Setting fire to the christmas pudding
Or rather, the generous splash of alcohol you’ve just poured on it. Have you noticed that the flame is a lovely blue colour, very different from the warm yellow of coal and candles? That’s because when you burn alcohol, specifically ethanol, CH3CH2OH, you get something called complete combustion. This happens when there’s enough oxygen to only produce carbon dioxide and water as products. Ethanol has an oxygen atom built in, so it burns more completely than hydrocarbon fuels like coal and candle wax, which tend to produce carbon atoms (also known as soot) and carbon monoxide as well. The reason the flame is blue rather than yellow is because that yellow colour is caused by carbon atoms getting so hot that they glow. By definition, in complete combustion there’s no carbon, so no yellow. Instead the gas molecules in the flame get so hot they start glowing instead, giving off blue light. All together now, oooooh!

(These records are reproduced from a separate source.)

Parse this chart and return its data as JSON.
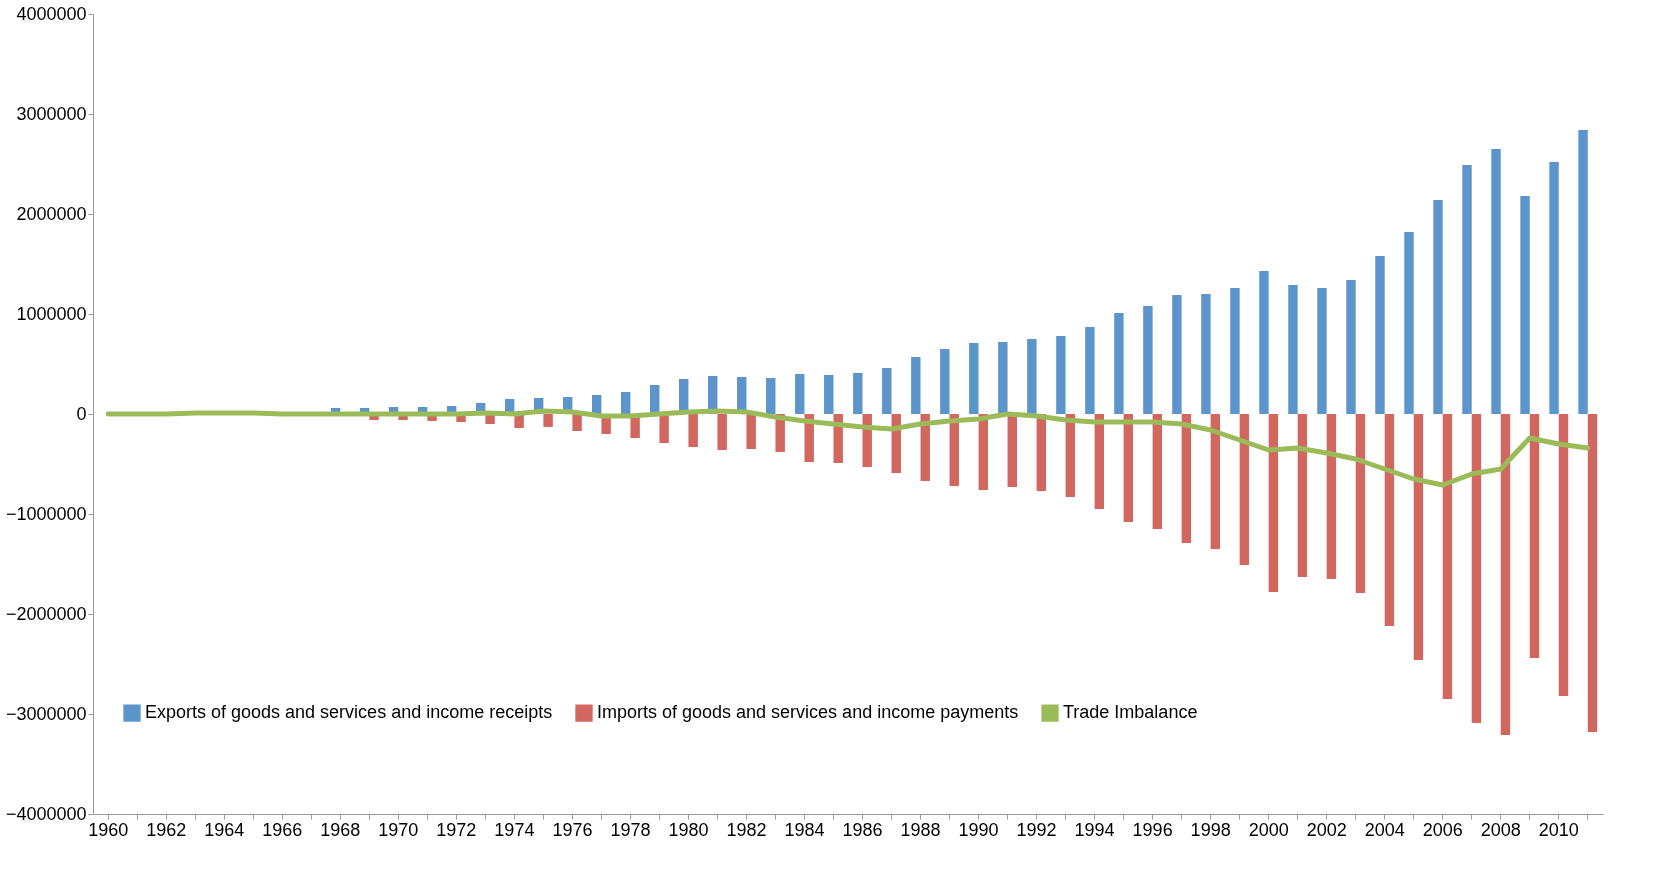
{
  "chart_data": {
    "type": "bar",
    "categories": [
      "1960",
      null,
      "1962",
      null,
      "1964",
      null,
      "1966",
      null,
      "1968",
      null,
      "1970",
      null,
      "1972",
      null,
      "1974",
      null,
      "1976",
      null,
      "1978",
      null,
      "1980",
      null,
      "1982",
      null,
      "1984",
      null,
      "1986",
      null,
      "1988",
      null,
      "1990",
      null,
      "1992",
      null,
      "1994",
      null,
      "1996",
      null,
      "1998",
      null,
      "2000",
      null,
      "2002",
      null,
      "2004",
      null,
      "2006",
      null,
      "2008",
      null,
      "2010",
      null
    ],
    "series": [
      {
        "name": "Exports of goods and services and income receipts",
        "color": "#5b95cb",
        "values": [
          null,
          null,
          null,
          null,
          null,
          null,
          null,
          null,
          60000,
          60000,
          70000,
          70000,
          80000,
          110000,
          150000,
          160000,
          170000,
          190000,
          220000,
          290000,
          350000,
          380000,
          370000,
          360000,
          400000,
          390000,
          410000,
          460000,
          570000,
          650000,
          710000,
          720000,
          750000,
          780000,
          870000,
          1010000,
          1080000,
          1190000,
          1200000,
          1260000,
          1430000,
          1290000,
          1260000,
          1340000,
          1580000,
          1820000,
          2140000,
          2490000,
          2650000,
          2180000,
          2520000,
          2840000
        ]
      },
      {
        "name": "Imports of goods and services and income payments",
        "color": "#d26760",
        "values": [
          null,
          null,
          null,
          null,
          null,
          null,
          null,
          null,
          null,
          -60000,
          -60000,
          -70000,
          -80000,
          -100000,
          -140000,
          -130000,
          -170000,
          -200000,
          -240000,
          -290000,
          -330000,
          -360000,
          -350000,
          -380000,
          -480000,
          -490000,
          -530000,
          -590000,
          -670000,
          -720000,
          -760000,
          -730000,
          -770000,
          -830000,
          -950000,
          -1080000,
          -1150000,
          -1290000,
          -1350000,
          -1510000,
          -1780000,
          -1630000,
          -1650000,
          -1790000,
          -2120000,
          -2460000,
          -2850000,
          -3090000,
          -3210000,
          -2440000,
          -2820000,
          -3180000
        ]
      },
      {
        "name": "Trade Imbalance",
        "type": "line",
        "color": "#9bbb59",
        "values": [
          0,
          0,
          0,
          10000,
          10000,
          10000,
          0,
          0,
          0,
          0,
          0,
          0,
          0,
          10000,
          0,
          30000,
          20000,
          -20000,
          -20000,
          0,
          20000,
          30000,
          20000,
          -30000,
          -70000,
          -100000,
          -130000,
          -150000,
          -100000,
          -70000,
          -50000,
          0,
          -20000,
          -60000,
          -80000,
          -80000,
          -80000,
          -100000,
          -160000,
          -260000,
          -360000,
          -340000,
          -390000,
          -450000,
          -550000,
          -650000,
          -710000,
          -600000,
          -550000,
          -240000,
          -300000,
          -340000
        ]
      }
    ],
    "ylim": [
      -4000000,
      4000000
    ],
    "yticks": [
      -4000000,
      -3000000,
      -2000000,
      -1000000,
      0,
      1000000,
      2000000,
      3000000,
      4000000
    ],
    "grid": false,
    "legend": "bottom"
  }
}
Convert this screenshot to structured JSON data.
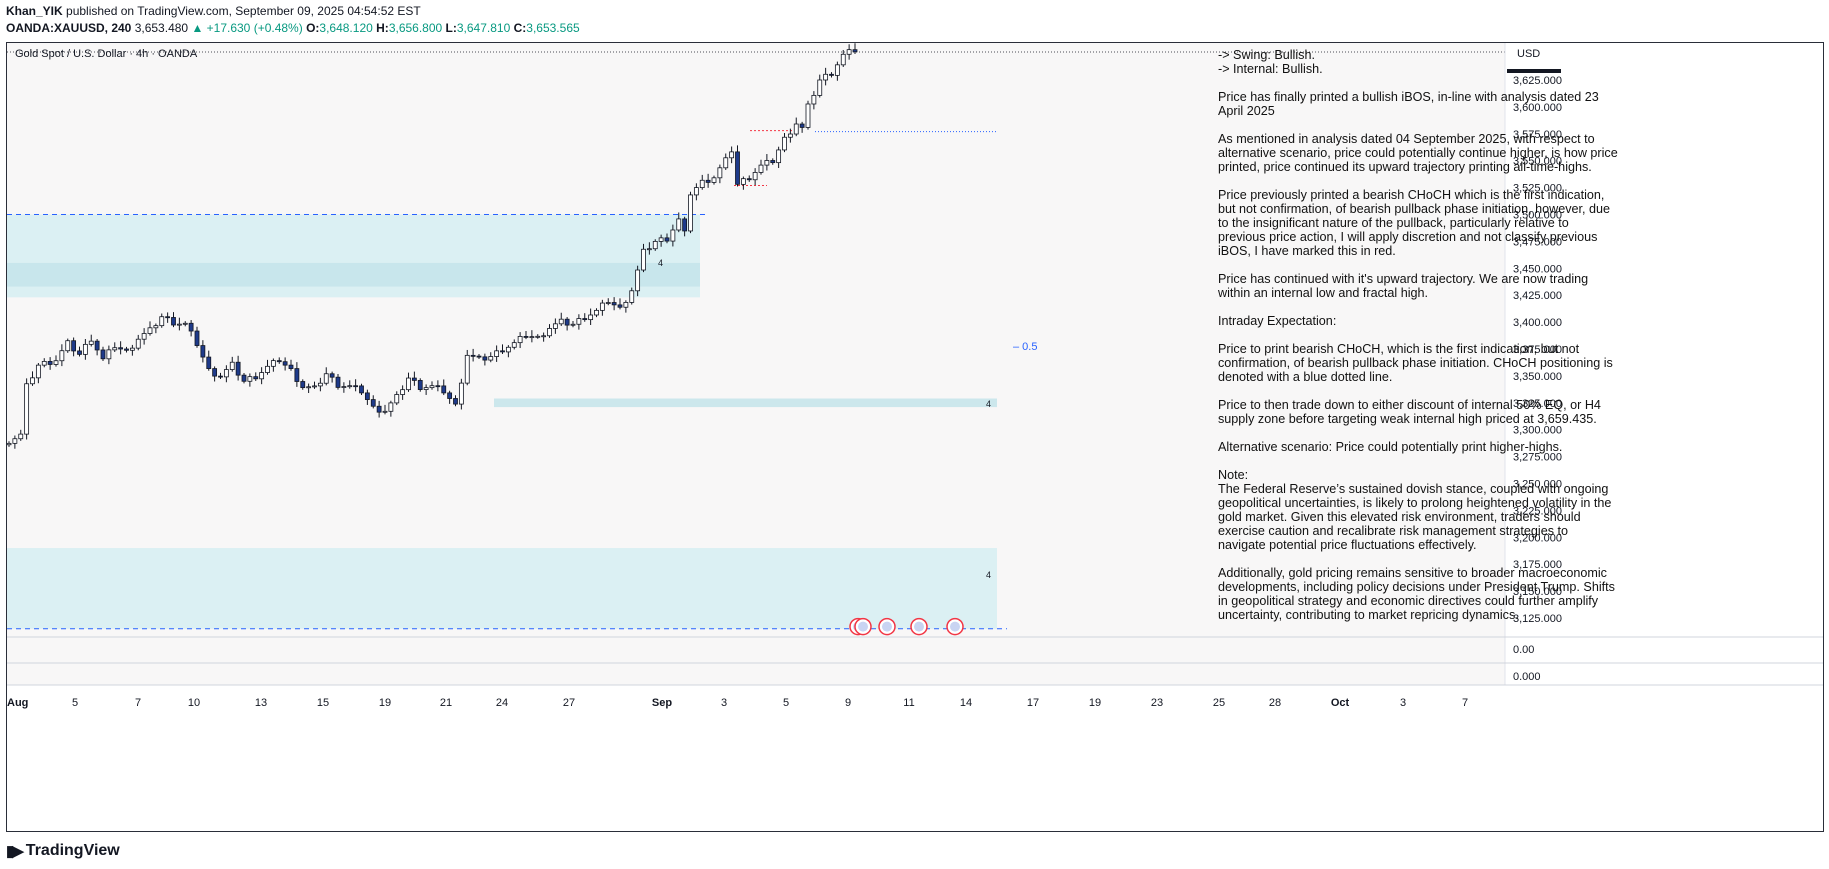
{
  "header": {
    "author": "Khan_YIK",
    "published": "published on TradingView.com, September 09, 2025 04:54:52 EST",
    "symbol": "OANDA:XAUUSD, 240",
    "last": "3,653.480",
    "change": "▲ +17.630 (+0.48%)",
    "o_label": "O:",
    "o": "3,648.120",
    "h_label": "H:",
    "h": "3,656.800",
    "l_label": "L:",
    "l": "3,647.810",
    "c_label": "C:",
    "c": "3,653.565"
  },
  "chart_title": "Gold Spot / U.S. Dollar · 4h · OANDA",
  "currency": "USD",
  "mid_label": "0.5",
  "zone_label": "4",
  "footer_brand": "TradingView",
  "notes": [
    "-> Swing:  Bullish.",
    "-> Internal:  Bullish.",
    "Price has finally printed a bullish iBOS, in-line with analysis dated 23 April 2025",
    "As mentioned in analysis dated 04 September 2025, with respect to alternative scenario, price could potentially continue higher, is how price printed, price continued its upward trajectory printing all-time-highs.",
    "Price previously printed a bearish CHoCH which is the first indication, but not confirmation, of bearish pullback phase initiation, however, due to the insignificant nature of the pullback, particularly relative to previous price action, I will apply discretion and not classify previous iBOS, I have marked this in red.",
    "Price has continued with it's upward trajectory.  We are now trading within an internal low and fractal high.",
    "Intraday Expectation:",
    "Price to print bearish CHoCH, which is the first indication, but not confirmation, of bearish pullback phase initiation. CHoCH positioning is denoted with a blue dotted line.",
    "Price to then trade down to either discount of internal 50% EQ, or H4 supply zone before targeting weak internal high priced at 3,659.435.",
    "Alternative scenario:  Price could potentially print higher-highs.",
    "Note:",
    "The Federal Reserve’s sustained dovish stance, coupled with ongoing geopolitical uncertainties, is likely to prolong heightened volatility in the gold market. Given this elevated risk environment, traders should exercise caution and recalibrate risk management strategies to navigate potential price fluctuations effectively.",
    "Additionally, gold pricing remains sensitive to broader macroeconomic developments, including policy decisions under President Trump. Shifts in geopolitical strategy and economic directives could further amplify uncertainty, contributing to market repricing dynamics."
  ],
  "chart_data": {
    "type": "candlestick",
    "title": "Gold Spot / U.S. Dollar · 4h · OANDA",
    "y_ticks": [
      3625,
      3600,
      3575,
      3550,
      3525,
      3500,
      3475,
      3450,
      3425,
      3400,
      3375,
      3350,
      3325,
      3300,
      3275,
      3250,
      3225,
      3200,
      3175,
      3150,
      3125
    ],
    "y_tick_labels": [
      "3,625.000",
      "3,600.000",
      "3,575.000",
      "3,550.000",
      "3,525.000",
      "3,500.000",
      "3,475.000",
      "3,450.000",
      "3,425.000",
      "3,400.000",
      "3,375.000",
      "3,350.000",
      "3,325.000",
      "3,300.000",
      "3,275.000",
      "3,250.000",
      "3,225.000",
      "3,200.000",
      "3,175.000",
      "3,150.000",
      "3,125.000"
    ],
    "lower_pane_labels": [
      "0.00",
      "0.000"
    ],
    "x_tick_labels": [
      "Aug",
      "5",
      "7",
      "10",
      "13",
      "15",
      "19",
      "21",
      "24",
      "27",
      "Sep",
      "3",
      "5",
      "9",
      "11",
      "14",
      "17",
      "19",
      "23",
      "25",
      "28",
      "Oct",
      "3",
      "7"
    ],
    "close_path": [
      [
        0,
        3290
      ],
      [
        2,
        3295
      ],
      [
        3,
        3340
      ],
      [
        5,
        3360
      ],
      [
        8,
        3365
      ],
      [
        10,
        3380
      ],
      [
        12,
        3370
      ],
      [
        14,
        3385
      ],
      [
        16,
        3365
      ],
      [
        18,
        3378
      ],
      [
        20,
        3372
      ],
      [
        22,
        3385
      ],
      [
        24,
        3392
      ],
      [
        26,
        3405
      ],
      [
        28,
        3400
      ],
      [
        30,
        3398
      ],
      [
        32,
        3380
      ],
      [
        34,
        3355
      ],
      [
        36,
        3350
      ],
      [
        38,
        3360
      ],
      [
        40,
        3345
      ],
      [
        42,
        3350
      ],
      [
        44,
        3358
      ],
      [
        46,
        3365
      ],
      [
        48,
        3355
      ],
      [
        50,
        3340
      ],
      [
        52,
        3338
      ],
      [
        54,
        3352
      ],
      [
        56,
        3342
      ],
      [
        58,
        3340
      ],
      [
        60,
        3336
      ],
      [
        62,
        3320
      ],
      [
        64,
        3318
      ],
      [
        66,
        3330
      ],
      [
        68,
        3348
      ],
      [
        70,
        3340
      ],
      [
        72,
        3340
      ],
      [
        74,
        3336
      ],
      [
        76,
        3322
      ],
      [
        78,
        3370
      ],
      [
        80,
        3365
      ],
      [
        82,
        3368
      ],
      [
        84,
        3375
      ],
      [
        86,
        3380
      ],
      [
        88,
        3388
      ],
      [
        90,
        3385
      ],
      [
        92,
        3395
      ],
      [
        94,
        3400
      ],
      [
        96,
        3398
      ],
      [
        98,
        3405
      ],
      [
        100,
        3410
      ],
      [
        102,
        3420
      ],
      [
        104,
        3412
      ],
      [
        106,
        3430
      ],
      [
        108,
        3465
      ],
      [
        110,
        3475
      ],
      [
        112,
        3478
      ],
      [
        114,
        3495
      ],
      [
        115,
        3482
      ],
      [
        116,
        3520
      ],
      [
        118,
        3530
      ],
      [
        120,
        3535
      ],
      [
        122,
        3550
      ],
      [
        123,
        3560
      ],
      [
        124,
        3528
      ],
      [
        126,
        3535
      ],
      [
        128,
        3545
      ],
      [
        130,
        3550
      ],
      [
        132,
        3570
      ],
      [
        134,
        3585
      ],
      [
        135,
        3580
      ],
      [
        136,
        3600
      ],
      [
        138,
        3625
      ],
      [
        140,
        3632
      ],
      [
        142,
        3648
      ],
      [
        144,
        3653
      ]
    ],
    "zones": [
      {
        "y_top": 3500,
        "y_bottom": 3423,
        "shade": "light-cyan"
      },
      {
        "y_top": 3455,
        "y_bottom": 3433,
        "shade": "cyan"
      },
      {
        "y_top": 3329,
        "y_bottom": 3321,
        "shade": "cyan"
      },
      {
        "y_top": 3190,
        "y_bottom": 3115,
        "shade": "light-cyan"
      }
    ],
    "lines": [
      {
        "y": 3500,
        "style": "dashed",
        "color": "#2962ff"
      },
      {
        "y": 3577,
        "style": "dotted",
        "color": "#2962ff"
      },
      {
        "y": 3115,
        "style": "dashed",
        "color": "#2962ff"
      }
    ],
    "colors": {
      "up": "#ffffff",
      "down": "#1e3a8a",
      "wick": "#131722",
      "zone": "#d6eef2",
      "zone_dark": "#c4e4ea"
    }
  }
}
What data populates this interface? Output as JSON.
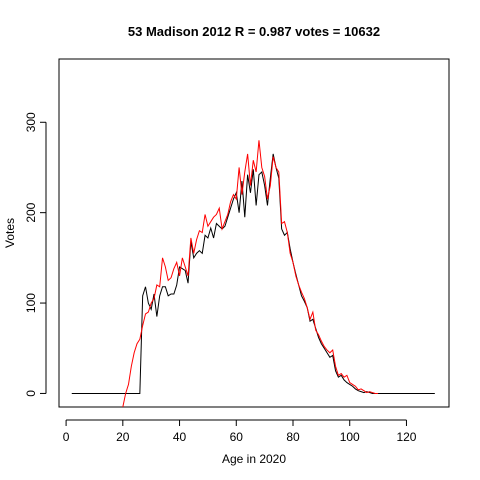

Alpha-pinene gives christmas trees their smell.

Alpha-pinene gives christmas trees their smell.

Sniffing a Christmas tree
What is that lovely smell? Mostly a molecule called pinene, specifically alpha-pinene. It’s a funny-looking thing isn’t it? Looks a bit like a waiter rushing with a full drinks tray. Anyway, there are two forms of this molecule: alpha and beta.  Alpha is the most common one in nature, particularly in conifers (which Christmas trees are). Peculiarly, it somehow manages to be both an insect repellant while also, apparently, being used by insects as a chemical communication system. I don’t know how this works, ask an entomologist.

Christmas lights owe their glow to tungsten.

Christmas lights owe their glow to tungsten.

Switching on the Christmas lights
These days, LED lights are slowly taking over, but there are still enough filament bulbs kicking around in boxes of decorations that they’ll probably persist for a few years yet. Electricity consumption be dammed, they do make a much prettier glow. And why is that? It’s partially due to tungsten, element number 74. It has the highest melting point of all the elements (there’s a handy fact for your next trivia quiz) and as a result it is, or at least used to be, used to make the filament in incandescent light bulbs. Heat it up and it starts to glow long before it reaches its melting point of 3422 oC. The bulbs are also filled with an inert gas, usually krypton (nothing whatsoever to do with Superman, sorry), which stops the tungsten from reacting with the oxygen that would be present in ordinary air. In fact, filling a bulb with krypton makes it even brighter and longer-lasting than just pumping all the air out leaving a vacuum, because the krypton helps to disperse the heat.

So there you go, just a few of the many, many bits of chemistry you’ve done so far this Christmas. Enjoy the rest of the chocolates, have a happy New Year, and to those out there with January mock exams coming up, good luck!